I was warned about her. N is one to watch. I went in prepared, always trying to know every detail of her homework so that I wouldn't fall for any tricks. I saw her eyes flash the first week as she recognized the competition. I's a tricky house, a tricky situation, but the hard shell is softening. N isn't so tough with me anymore. In fact, she almost seems to enjoy our time together. She's smiling more. She's doing her assignments. She is better at division that I am. I see that her behavior problems come out her need to look out for herself and her attempts to look out for others. She is one of the ones that tugs at my heart, that I want to look after. I have been really blessed. I look forward to our time together. I get a kick out of her smile and the way she scratches her head. I'm really glad I know her.

She's a pincher. I've gotten two notes from her kindergarten teacher this week about pinching, but she's a cute kid. It's what she knows; it's what she's learned. Inside frustration comes out in pinching fingers. I get that. She doesn't have a bad heart; she's just in a tough situation. Her upper lip is almost always beaded in sweat, but almost always accompanied by a smile. C just wants to read with me, hang out with someone who will play with her, be silly with someone.

Their dad came today. I found out on Wednesday they're brother and sister, and I found out today that they were abandoned. Their mom and dad visit sometimes. I don't know the situation, but what in the world must be going on in 4-yr-old JG's head? He's a little boy with a man's world of understanding. He takes care of 3-yr-old L. She has a crazy mop of hair, he's always shaved. Her teeth are broken or missing, his teeth are perfect. I never saw the similarity until recently. It's in their smiles, their bright eyes, their round cheeks, the way they mischievously tilt their heads, their off-kilter little-kid-run. What will their futures be like?

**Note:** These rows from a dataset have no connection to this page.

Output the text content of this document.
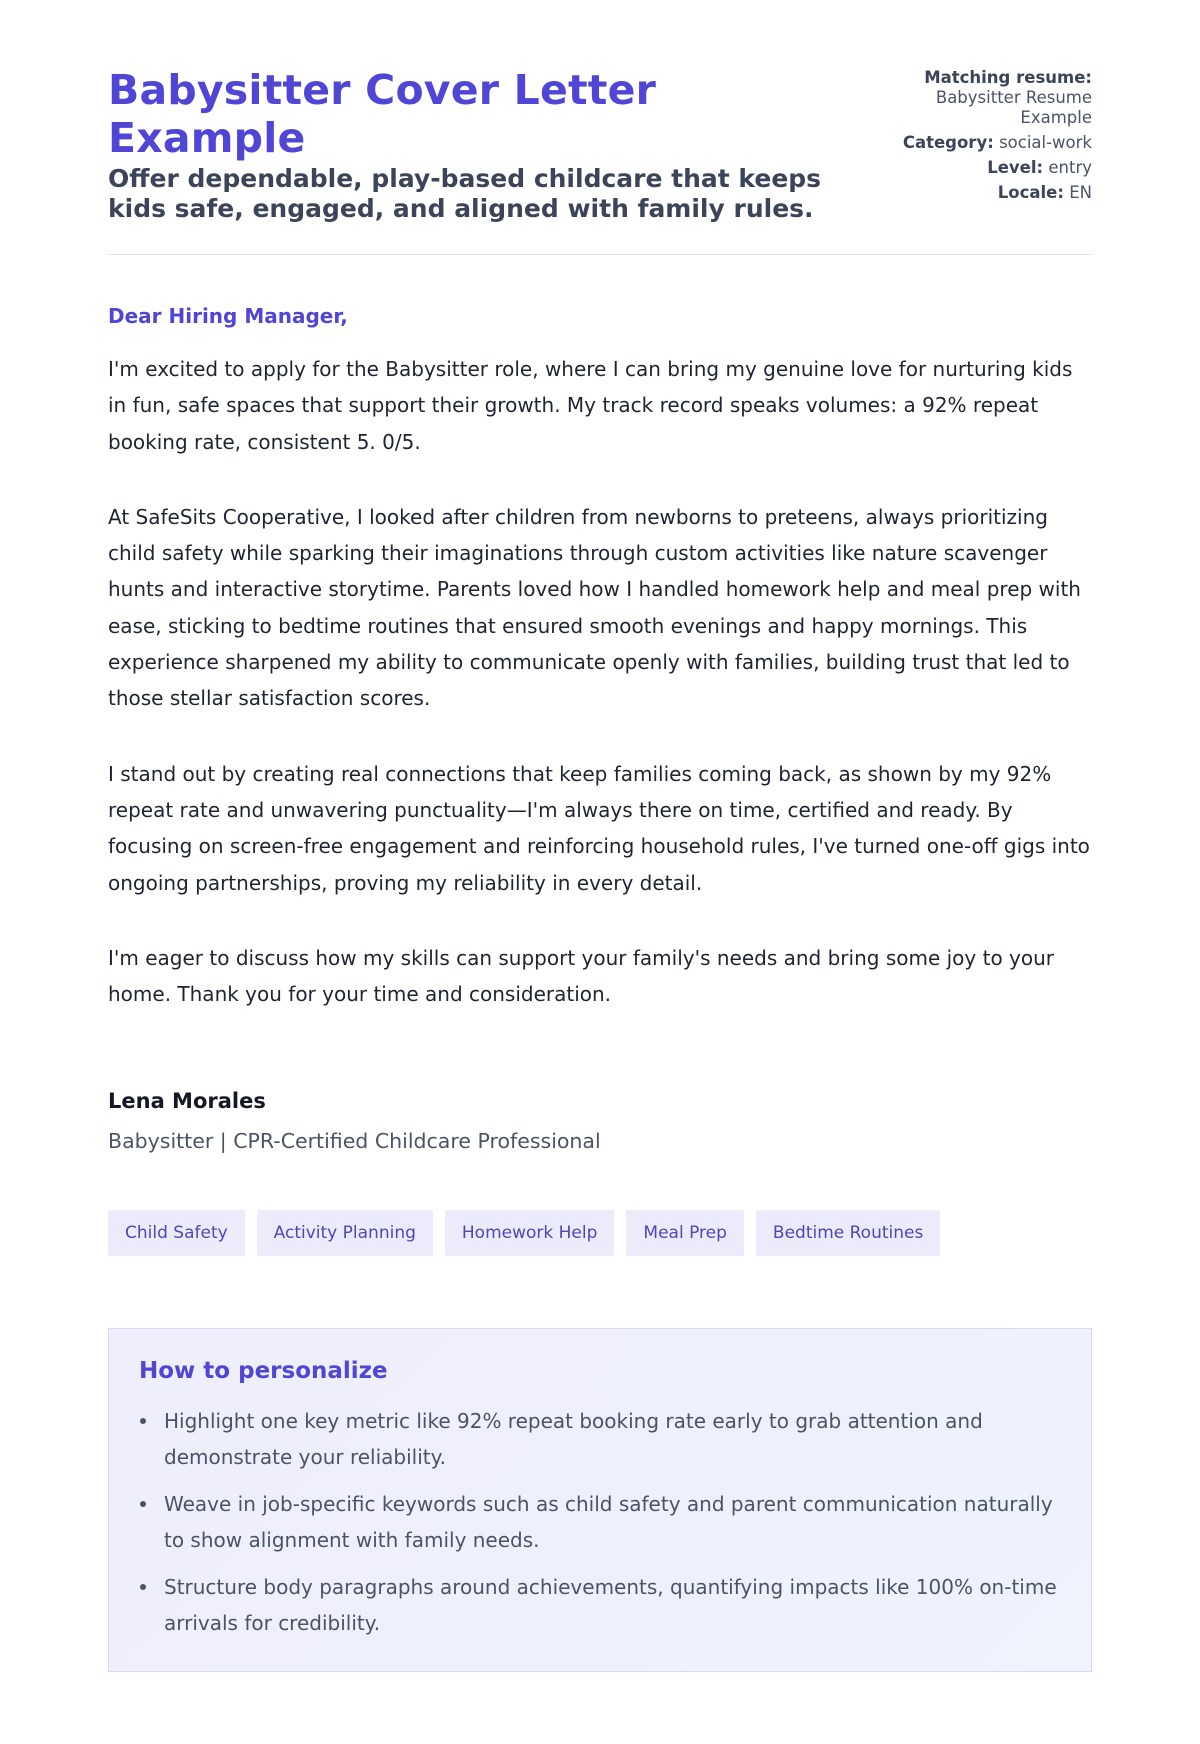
Babysitter Cover Letter Example

Offer dependable, play-based childcare that keeps kids safe, engaged, and aligned with family rules.

Matching resume:
Babysitter Resume Example
Category: social-work
Level: entry
Locale: EN

Dear Hiring Manager,

I'm excited to apply for the Babysitter role, where I can bring my genuine love for nurturing kids in fun, safe spaces that support their growth. My track record speaks volumes: a 92% repeat booking rate, consistent 5. 0/5.

At SafeSits Cooperative, I looked after children from newborns to preteens, always prioritizing child safety while sparking their imaginations through custom activities like nature scavenger hunts and interactive storytime. Parents loved how I handled homework help and meal prep with ease, sticking to bedtime routines that ensured smooth evenings and happy mornings. This experience sharpened my ability to communicate openly with families, building trust that led to those stellar satisfaction scores.

I stand out by creating real connections that keep families coming back, as shown by my 92% repeat rate and unwavering punctuality—I'm always there on time, certified and ready. By focusing on screen-free engagement and reinforcing household rules, I've turned one-off gigs into ongoing partnerships, proving my reliability in every detail.

I'm eager to discuss how my skills can support your family's needs and bring some joy to your home. Thank you for your time and consideration.

Lena Morales

Babysitter | CPR-Certified Childcare Professional

Child Safety	Activity Planning	Homework Help	Meal Prep	Bedtime Routines
How to personalize
Highlight one key metric like 92% repeat booking rate early to grab attention and demonstrate your reliability.
Weave in job-specific keywords such as child safety and parent communication naturally to show alignment with family needs.
Structure body paragraphs around achievements, quantifying impacts like 100% on-time arrivals for credibility.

Many tears. Tears of fear. They have done something wrong and will likely get a spanking. Tears of frustration. Homework stands in the way of playtime. Tears of pain. Another kid slammed them into the wall, hit their face, or hurt their eye with a coat zipper. Tears in every house. Babies are hungry or just like to yell. Kids are overlooked, overworked, overtired. Tears express the heart better than any words can.